The Pyramids: 'Not actually as big as I expected'
The Acropolis: 'Shabby'
Beijing: 'You could get better Chinese food from a takeaway. Nice people though. Almost impossible to get a pint in an actual bar.'
Amsterdam: 'I liked it, but your mum kept having to wash her hair because it smelt of cannabis. The prostitutes in the red light district all looked a bit ropy. Your mum thought so too. Not like Bangkok...'
Eastern Europe: 'Great beer. Awful food. Like something my grandma would have cooked in the 50s.'
San Francisco: 'In hindsight, I probably should have shaved my moustache off before venturing to the local bars alone.'
Thailand: 'Wonderful! Full of Australians though. If you think about that, and add in London, it makes you wonder if there are actually any bloody Australians left in Australia.'
Rome: 'Eight Euros a pint. Eight Euros! Fantastic though. The Vatican's amazing. Very imposing. Makes you realise where Dan Brown was coming from.'
Edinburgh: 'We parked the car, opened the door, and your mum was going to step out, but there was a human turd on the pavement! I could tell it was human because it still had a bit of toilet paper stuck to it. We had a look around the castle and everything, but that experience certainly took the shine off.'
Mexico: 'A hellhole. Like something out of a sci fi film where there's been a nuclear war and everything's gone to pot. We got back onto the coach to California as soon as we could.'
Mauritius: 'The best holiday I've ever had. A beautiful place and lovely people. Eat the hottest food I've ever experienced. About half of them are homosexual, at a guess.'

He was right about Rome and Eastern Europe, though.

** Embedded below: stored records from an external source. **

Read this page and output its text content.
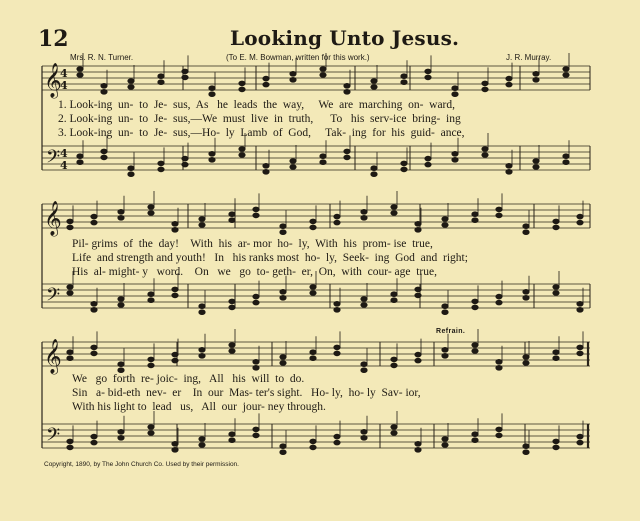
𝄞
𝄢
𝄞
𝄢
𝄞
𝄢
4
4
4
4
12	Looking Unto Jesus.
Mrs. R. N. Turner.	(To E. M. Bowman, written for this work.)	J. R. Murray.
1. Look-ing  un-  to  Je-  sus,  As   he  leads  the  way,     We  are  marching  on-  ward,
2. Look-ing  un-  to  Je-  sus,—We  must  live  in  truth,      To   his  serv-ice  bring-  ing
3. Look-ing  un-  to  Je-  sus,—Ho-  ly  Lamb  of  God,     Tak-  ing  for  his  guid-  ance,
Pil- grims  of  the  day!    With  his  ar- mor  ho-  ly,  With  his  prom- ise  true,
Life  and strength and youth!   In   his ranks most  ho-  ly,  Seek-  ing  God  and  right;
His  al- might- y   word.    On   we   go  to- geth-  er,  On,  with  cour- age  true,
Refrain.
We   go  forth  re- joic-  ing,   All   his  will  to  do.
Sin   a- bid-eth  nev-  er    In  our  Mas- ter's sight.   Ho- ly,  ho- ly  Sav- ior,
With his light to  lead   us,   All  our  jour- ney through.
Copyright, 1890, by The John Church Co. Used by their permission.
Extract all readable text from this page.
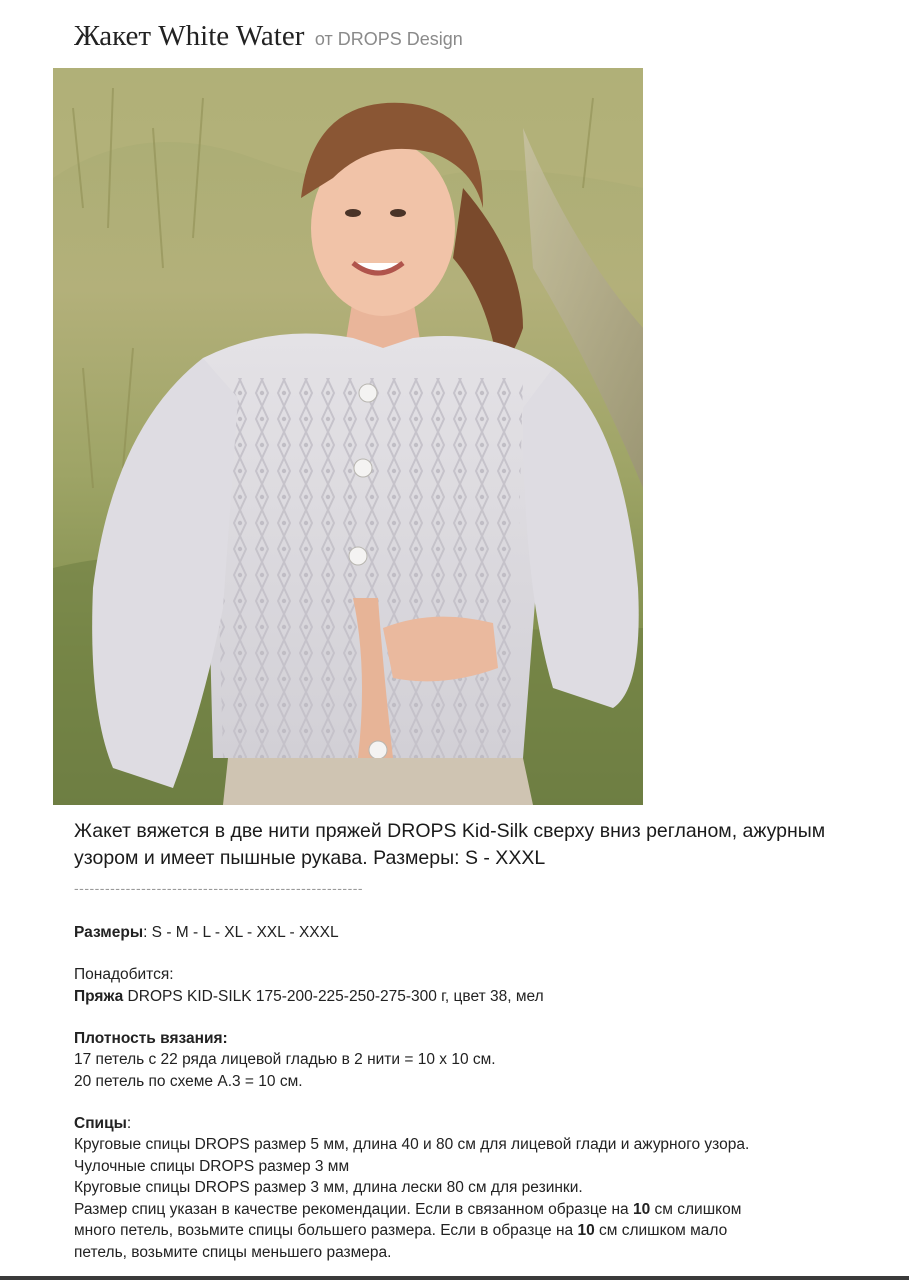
Жакет White Water от DROPS Design
Жакет вяжется в две нити пряжей DROPS Kid-Silk сверху вниз регланом, ажурным узором и имеет пышные рукава. Размеры: S - XXXL
--------------------------------------------------------
Размеры: S - M - L - XL - XXL - XXXL
Понадобится:
Пряжа DROPS KID-SILK 175-200-225-250-275-300 г, цвет 38, мел
Плотность вязания:
17 петель с 22 ряда лицевой гладью в 2 нити = 10 х 10 см.
20 петель по схеме А.3 = 10 см.
Спицы:
Круговые спицы DROPS размер 5 мм, длина 40 и 80 см для лицевой глади и ажурного узора.
Чулочные спицы DROPS размер 3 мм
Круговые спицы DROPS размер 3 мм, длина лески 80 см для резинки.
Размер спиц указан в качестве рекомендации. Если в связанном образце на 10 см слишком
много петель, возьмите спицы большего размера. Если в образце на 10 см слишком мало
петель, возьмите спицы меньшего размера.
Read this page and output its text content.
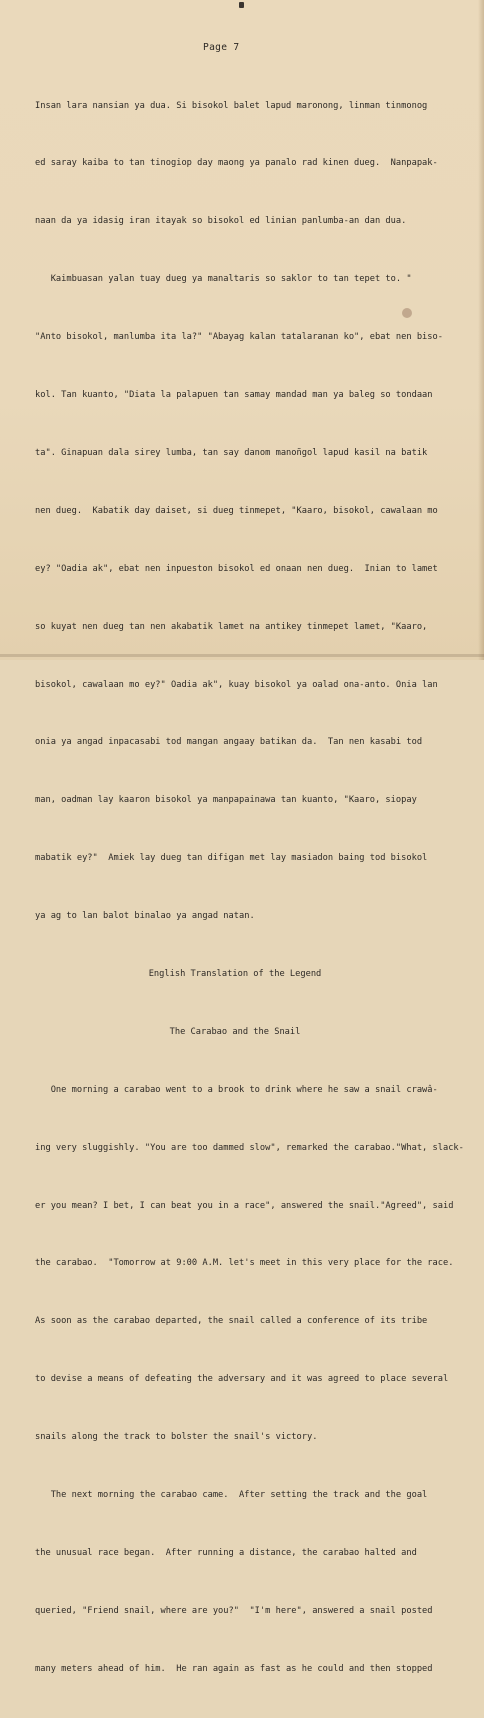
Page 7

Insan lara nansian ya dua. Si bisokol balet lapud maronong, linman tinmonog

ed saray kaiba to tan tinogiop day maong ya panalo rad kinen dueg.  Nanpapak-

naan da ya idasig iran itayak so bisokol ed linian panlumba-an dan dua.

Kaimbuasan yalan tuay dueg ya manaltaris so saklor to tan tepet to. "

"Anto bisokol, manlumba ita la?" "Abayag kalan tatalaranan ko", ebat nen biso-

kol. Tan kuanto, "Diata la palapuen tan samay mandad man ya baleg so tondaan

ta". Ginapuan dala sirey lumba, tan say danom manoñgol lapud kasil na batik

nen dueg.  Kabatik day daiset, si dueg tinmepet, "Kaaro, bisokol, cawalaan mo

ey? "Oadia ak", ebat nen inpueston bisokol ed onaan nen dueg.  Inian to lamet

so kuyat nen dueg tan nen akabatik lamet na antikey tinmepet lamet, "Kaaro,

bisokol, cawalaan mo ey?" Oadia ak", kuay bisokol ya oalad ona-anto. Onia lan

onia ya angad inpacasabi tod mangan angaay batikan da.  Tan nen kasabi tod

man, oadman lay kaaron bisokol ya manpapainawa tan kuanto, "Kaaro, siopay

mabatik ey?"  Amiek lay dueg tan difigan met lay masiadon baing tod bisokol

ya ag to lan balot binalao ya angad natan.

English Translation of the Legend

The Carabao and the Snail

One morning a carabao went to a brook to drink where he saw a snail crawâ-

ing very sluggishly. "You are too dammed slow", remarked the carabao."What, slack-

er you mean? I bet, I can beat you in a race", answered the snail."Agreed", said

the carabao.  "Tomorrow at 9:00 A.M. let's meet in this very place for the race.

As soon as the carabao departed, the snail called a conference of its tribe

to devise a means of defeating the adversary and it was agreed to place several

snails along the track to bolster the snail's victory.

The next morning the carabao came.  After setting the track and the goal

the unusual race began.  After running a distance, the carabao halted and

queried, "Friend snail, where are you?"  "I'm here", answered a snail posted

many meters ahead of him.  He ran again as fast as he could and then stopped
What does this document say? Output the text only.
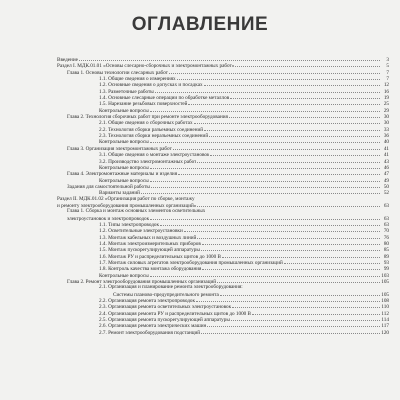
ОГЛАВЛЕНИЕ
Введение	3
Раздел I. МДК.01.01 «Основы слесарно-сборочных и электромонтажных работ»	5
Глава 1. Основы технологии слесарных работ	7
1.1. Общие сведения о измерениях	7
1.2. Основные сведения о допусках и посадках	12
1.3. Разметочные работы	16
1.4. Основные слесарные операции по обработке металлов	19
1.5. Нарезание резьбовых поверхностей	25
Контрольные вопросы	29
Глава 2. Технология сборочных работ при ремонте электрооборудования	30
2.1. Общие сведения о сборочных работах	30
2.2. Технология сборки разъемных соединений	33
2.3. Технология сборки неразъемных соединений	36
Контрольные вопросы	40
Глава 3. Организация электромонтажных работ	41
3.1. Общие сведения о монтаже электроустановок	41
3.2. Производство электромонтажных работ	43
Контрольные вопросы	46
Глава 4. Электромонтажные материалы и изделия	47
Контрольные вопросы	49
Задания для самостоятельной работы	50
Варианты заданий	52
Раздел II. МДК.01.02 «Организация работ по сборке, монтажу
и ремонту электрооборудования промышленных организаций»	63
Глава 1. Сборка и монтаж основных элементов осветительных
электроустановок и электропроводок	63
1.1. Типы электропроводок	63
1.2. Осветительные электроустановки	70
1.3. Монтаж кабельных и воздушных линий	76
1.4. Монтаж электроизмерительных приборов	80
1.5. Монтаж пускорегулирующей аппаратуры	85
1.6. Монтаж РУ и распределительных щитов до 1000 В	89
1.7. Монтаж силовых агрегатов электрооборудования промышленных организаций	93
1.8. Контроль качества монтажа оборудования	99
Контрольные вопросы	103
Глава 2. Ремонт электрооборудования промышленных организаций	105
2.1. Организация и планирование ремонта электрооборудования:
Системы планово-предупредительного ремонта	105
2.2. Организация ремонта электропроводок	108
2.3. Организация ремонта осветительных электроустановок	110
2.4. Организация ремонта РУ и распределительных щитов до 1000 В	112
2.5. Организация ремонта пускорегулирующей аппаратуры	114
2.6. Организация ремонта электрических машин	117
2.7. Ремонт электрооборудования подстанций	120
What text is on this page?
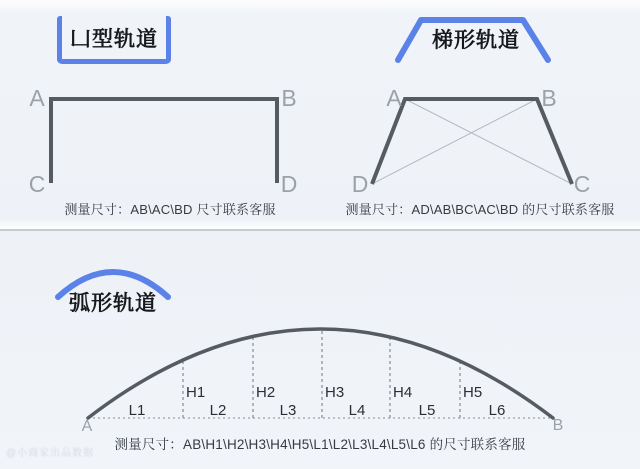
凵型轨道
A	B
C	D
测量尺寸：AB\AC\BD 尺寸联系客服
梯形轨道
A	B
D	C
测量尺寸：AD\AB\BC\AC\BD 的尺寸联系客服
弧形轨道
H1	H2	H3	H4	H5
L1	L2	L3	L4	L5	L6
A	B
测量尺寸：AB\H1\H2\H3\H4\H5\L1\L2\L3\L4\L5\L6 的尺寸联系客服
@小商家出品数据
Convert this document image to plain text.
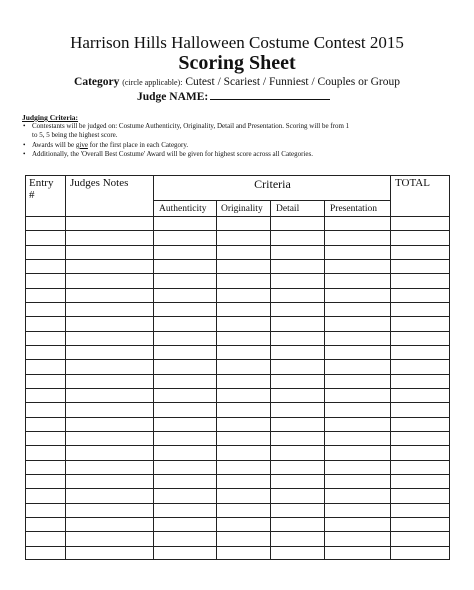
Harrison Hills Halloween Costume Contest 2015
Scoring Sheet
Category (circle applicable): Cutest / Scariest / Funniest / Couples or Group
Judge NAME:
Judging Criteria:
• Contestants will be judged on: Costume Authenticity, Originality, Detail and Presentation. Scoring will be from 1
to 5, 5 being the highest score.
• Awards will be give for the first place in each Category.
• Additionally, the 'Overall Best Costume' Award will be given for highest score across all Categories.
Entry
#
Judges Notes	Criteria	TOTAL
Authenticity Originality Detail	Presentation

I've yet to see the pyramids or the Acropolis.
(, Thu 18 Apr 2013, 19:29, 7 replies)
...makes you realise where dan brown was coming from...
Brilliant
(, Thu 18 Apr 2013, 20:10, closed)
Hard to argue with any of that

(, Thu 18 Apr 2013, 21:20, closed)
As an Edinburgh resident, I can't say that I've seen a human turd on a pavement.
But I can't rule out the validity of the story. Probably down the Cowgate, at a guess.
(, Fri 19 Apr 2013, 10:15, closed)
I visited myself once
and thought it was nice. No human turds on view. Think they were just very unlucky.
(, Fri 19 Apr 2013, 10:25, closed)
Glad to hear
That you don't keep turds on yourself.
(, Sat 20 Apr 2013, 0:07, closed)

The turds tend to be down the closes on the North side of the High Street (Carruber's Close most likely), extra points for determining poor diet according to how they roll/bounce downhill.
(, Sat 20 Apr 2013, 17:46, closed)
I was at uni in Edinburgh
I did a poo between two cars in a carpark on my way back to halls. I was so desperate I couldn't walk any more, it was about 2 in the morning and there was nowhere else to go. I just squatted down between two cars, laid my log, and quickly carried on with my journey.